Their $4000 is a long way from the major budgets of the bulk of the fleet – it wouldn’t pay to fix a sail on any of the high-tech yachts, but Young is philosophical and is ‘at ease’ with his lot in life – including a new crew this year. He is the lone one to have done the famous race.
The Army, Young says, principally uses Gun Runner to teach its values of courage, initiative, respect and teamwork. They also use Tasars and Elliotts for training and racing.
“Under normal circumstances the Sydney Hobart can be difficult; getting the team together and getting them to work as a team. Those characteristics are already imbued in soldiers - working under duress, responding to directions, and when to offer suggestions. They work together to make sure the team gets there – no superstars.
“To get them ready, we teach a lot in CYCA twilights – we are all taught a certain way and teach a certain way to give and respond to orders.”
On such a small boat – all 30 feet of it, Young says: “It takes us five days to get to Hobart. It’s very close quarters, very uncomfortable, that for me is the real challenge. You go on Gun Runner, you know what lack of sleep and comfort is about – it’s uncomfortable. But if it wasn’t like that, we wouldn’t do it – nor would the Army.”
Young acknowledges his personal challenge in regards to the Rolex Sydney Hobart is “the administration that goes into it beforehand. We spend the whole year making sure the yacht is up to spec – you go into it knowing you are going to spend five days out there.” And, he says, “I genuinely believe in the race as a challenge and the values we represent.”

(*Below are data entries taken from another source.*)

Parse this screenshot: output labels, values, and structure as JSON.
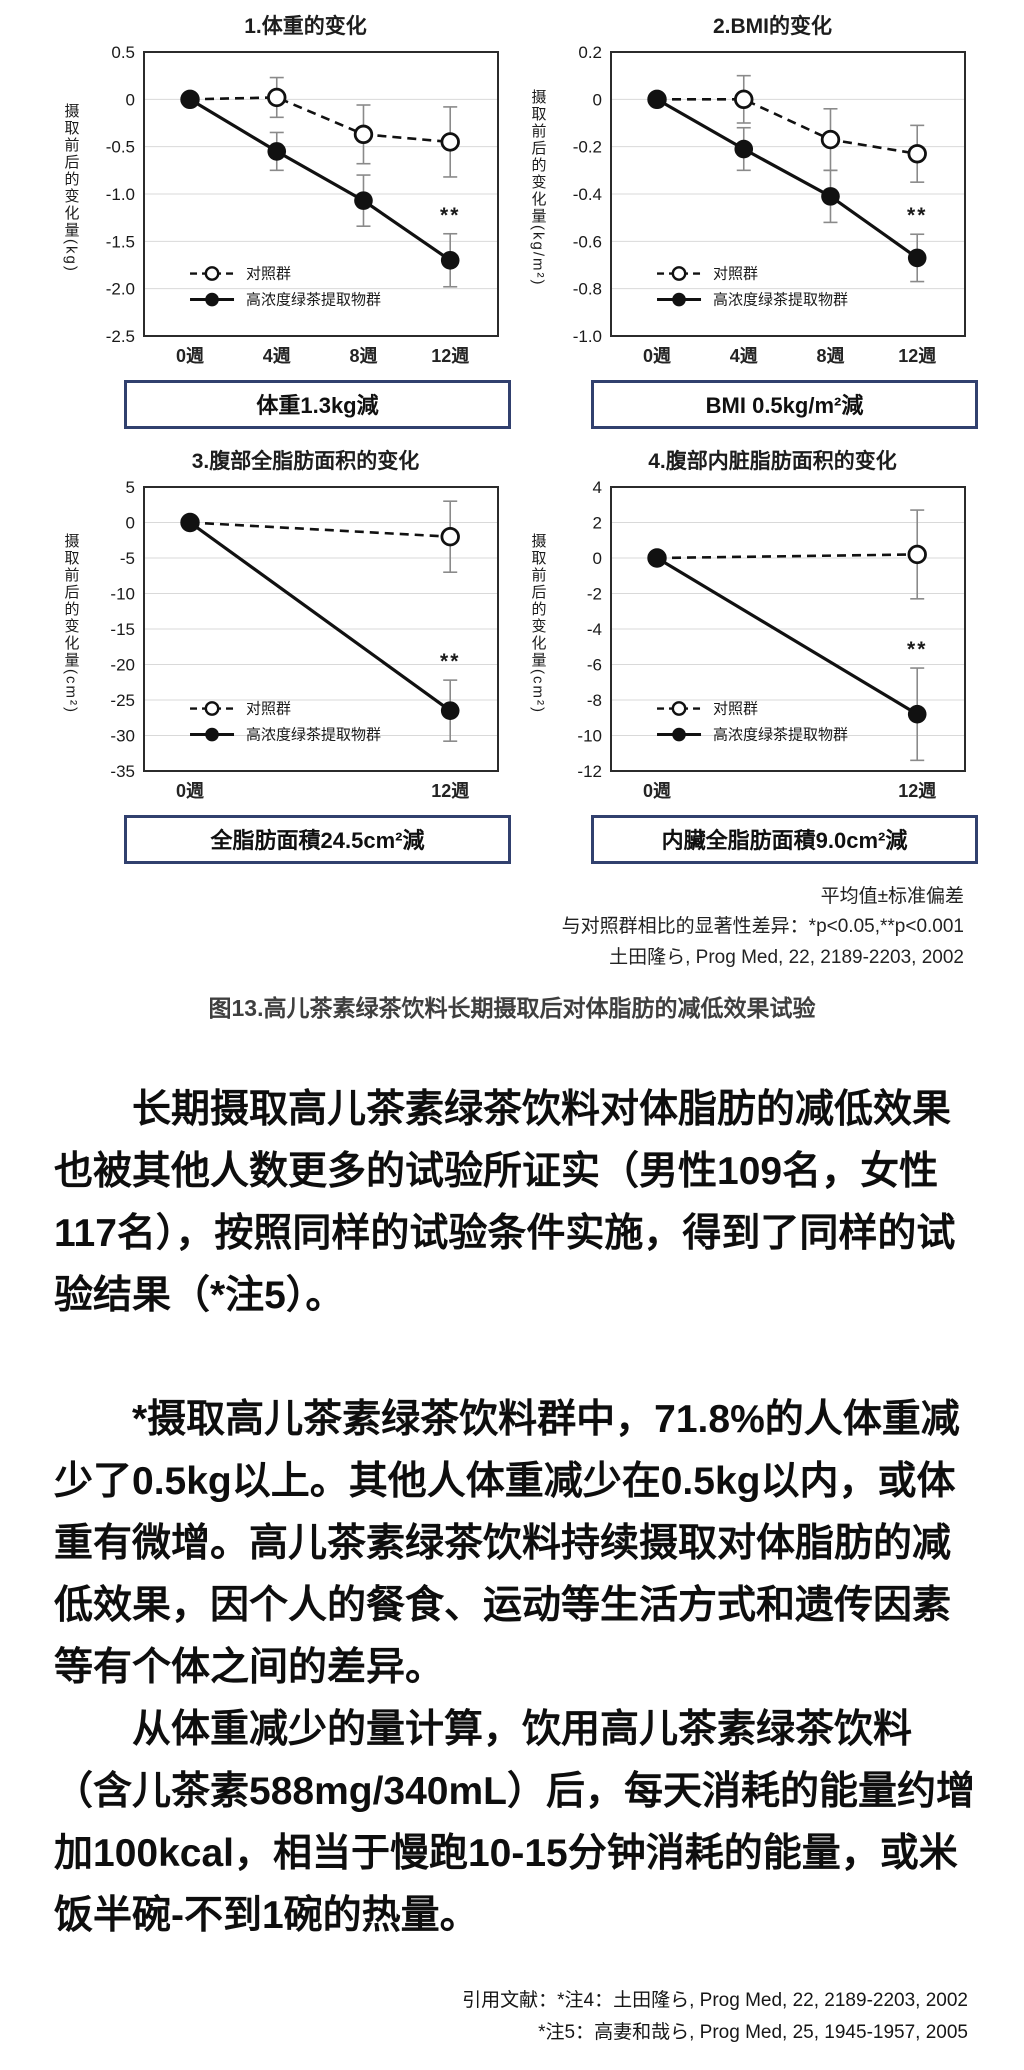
{
  "chart_data": [
    {
      "type": "line",
      "title": "1.体重的变化",
      "ylabel": "摄取前后的变化量",
      "ylabel_unit": "(kg)",
      "ylim": [
        -2.5,
        0.5
      ],
      "yticks": [
        0.5,
        0,
        -0.5,
        -1.0,
        -1.5,
        -2.0,
        -2.5
      ],
      "ytick_labels": [
        "0.5",
        "0",
        "-0.5",
        "-1.0",
        "-1.5",
        "-2.0",
        "-2.5"
      ],
      "categories": [
        "0週",
        "4週",
        "8週",
        "12週"
      ],
      "series": [
        {
          "name": "对照群",
          "style": "dashed-open",
          "values": [
            0,
            0.02,
            -0.37,
            -0.45
          ],
          "errors": [
            0,
            0.21,
            0.31,
            0.37
          ]
        },
        {
          "name": "高浓度绿茶提取物群",
          "style": "solid-filled",
          "values": [
            0,
            -0.55,
            -1.07,
            -1.7
          ],
          "errors": [
            0,
            0.2,
            0.27,
            0.28
          ]
        }
      ],
      "significance": "**",
      "summary": "体重1.3kg減"
    },
    {
      "type": "line",
      "title": "2.BMI的变化",
      "ylabel": "摄取前后的变化量",
      "ylabel_unit": "(kg/m²)",
      "ylim": [
        -1.0,
        0.2
      ],
      "yticks": [
        0.2,
        0,
        -0.2,
        -0.4,
        -0.6,
        -0.8,
        -1.0
      ],
      "ytick_labels": [
        "0.2",
        "0",
        "-0.2",
        "-0.4",
        "-0.6",
        "-0.8",
        "-1.0"
      ],
      "categories": [
        "0週",
        "4週",
        "8週",
        "12週"
      ],
      "series": [
        {
          "name": "对照群",
          "style": "dashed-open",
          "values": [
            0,
            0,
            -0.17,
            -0.23
          ],
          "errors": [
            0,
            0.1,
            0.13,
            0.12
          ]
        },
        {
          "name": "高浓度绿茶提取物群",
          "style": "solid-filled",
          "values": [
            0,
            -0.21,
            -0.41,
            -0.67
          ],
          "errors": [
            0,
            0.09,
            0.11,
            0.1
          ]
        }
      ],
      "significance": "**",
      "summary": "BMI 0.5kg/m²減"
    },
    {
      "type": "line",
      "title": "3.腹部全脂肪面积的变化",
      "ylabel": "摄取前后的变化量",
      "ylabel_unit": "(cm²)",
      "ylim": [
        -35,
        5
      ],
      "yticks": [
        5,
        0,
        -5,
        -10,
        -15,
        -20,
        -25,
        -30,
        -35
      ],
      "ytick_labels": [
        "5",
        "0",
        "-5",
        "-10",
        "-15",
        "-20",
        "-25",
        "-30",
        "-35"
      ],
      "categories": [
        "0週",
        "12週"
      ],
      "series": [
        {
          "name": "对照群",
          "style": "dashed-open",
          "values": [
            0,
            -2.0
          ],
          "errors": [
            0,
            5.0
          ]
        },
        {
          "name": "高浓度绿茶提取物群",
          "style": "solid-filled",
          "values": [
            0,
            -26.5
          ],
          "errors": [
            0,
            4.3
          ]
        }
      ],
      "significance": "**",
      "summary": "全脂肪面積24.5cm²減"
    },
    {
      "type": "line",
      "title": "4.腹部内脏脂肪面积的变化",
      "ylabel": "摄取前后的变化量",
      "ylabel_unit": "(cm²)",
      "ylim": [
        -12,
        4
      ],
      "yticks": [
        4,
        2,
        0,
        -2,
        -4,
        -6,
        -8,
        -10,
        -12
      ],
      "ytick_labels": [
        "4",
        "2",
        "0",
        "-2",
        "-4",
        "-6",
        "-8",
        "-10",
        "-12"
      ],
      "categories": [
        "0週",
        "12週"
      ],
      "series": [
        {
          "name": "对照群",
          "style": "dashed-open",
          "values": [
            0,
            0.2
          ],
          "errors": [
            0,
            2.5
          ]
        },
        {
          "name": "高浓度绿茶提取物群",
          "style": "solid-filled",
          "values": [
            0,
            -8.8
          ],
          "errors": [
            0,
            2.6
          ]
        }
      ],
      "significance": "**",
      "summary": "内臟全脂肪面積9.0cm²減"
    }
  ],
  "footnotes": [
    "平均值±标准偏差",
    "与对照群相比的显著性差异：*p<0.05,**p<0.001",
    "土田隆ら, Prog Med, 22, 2189-2203, 2002"
  ],
  "caption": "图13.高儿茶素绿茶饮料长期摄取后对体脂肪的减低效果试验",
  "paragraphs": [
    "长期摄取高儿茶素绿茶饮料对体脂肪的减低效果也被其他人数更多的试验所证实（男性109名，女性117名），按照同样的试验条件实施，得到了同样的试验结果（*注5）。",
    "*摄取高儿茶素绿茶饮料群中，71.8%的人体重减少了0.5kg以上。其他人体重减少在0.5kg以内，或体重有微增。高儿茶素绿茶饮料持续摄取对体脂肪的减低效果，因个人的餐食、运动等生活方式和遗传因素等有个体之间的差异。",
    "从体重减少的量计算，饮用高儿茶素绿茶饮料（含儿茶素588mg/340mL）后，每天消耗的能量约增加100kcal，相当于慢跑10-15分钟消耗的能量，或米饭半碗-不到1碗的热量。"
  ],
  "citations": [
    "引用文献：*注4：土田隆ら, Prog Med, 22, 2189-2203, 2002",
    "*注5：高妻和哉ら, Prog Med, 25, 1945-1957, 2005"
  ],
  "colors": {
    "frame": "#2b2b2b",
    "grid": "#d9d9d9",
    "series": "#111111",
    "error_bar": "#8a8a8a",
    "box_border": "#31406e",
    "text": "#111111"
  }
}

As to his return to skipper a Sydney Hobart novice crew, he says: “You do the race once and walk away - it’s a great thing. But if you can turn around the next year and do it again with a different crew, it cements the fact that it is achievable, you can do it. You just have to believe in yourself.
“It’s not restricted to the super maxis, multi-millionaires etc. - anyone can do it.”
The father of nearly four children (one on the way) says that two boat owners, Shane Kearns and Sean Langman are mentors. “Sean’s father, Major Langman, was a part of the Army Sailing Club when Gun Runner was purchased. Both Sean and Shane sail and have sailed small boats to Hobart – they give me something to aim for.”
Kearns is going again this year on his S&S 34, Komatsu Azzurro, while Sean has swapped his 9 metre Maluka (the smallest in last year’s race) for a Reichel/Pugh 65, Naval Group.
“Small boats like Maluka and Komatsu are our inspiration,” says Young.
Finally, Young says, “I really appreciate how we’ve been accepted into the yachting community – we came into sailing with trepidation – but it’s been great.”
The Boxing Day start of the Rolex Sydney Hobart Yacht Race will be broadcast live on the Seven Network via 7Mate throughout Australia.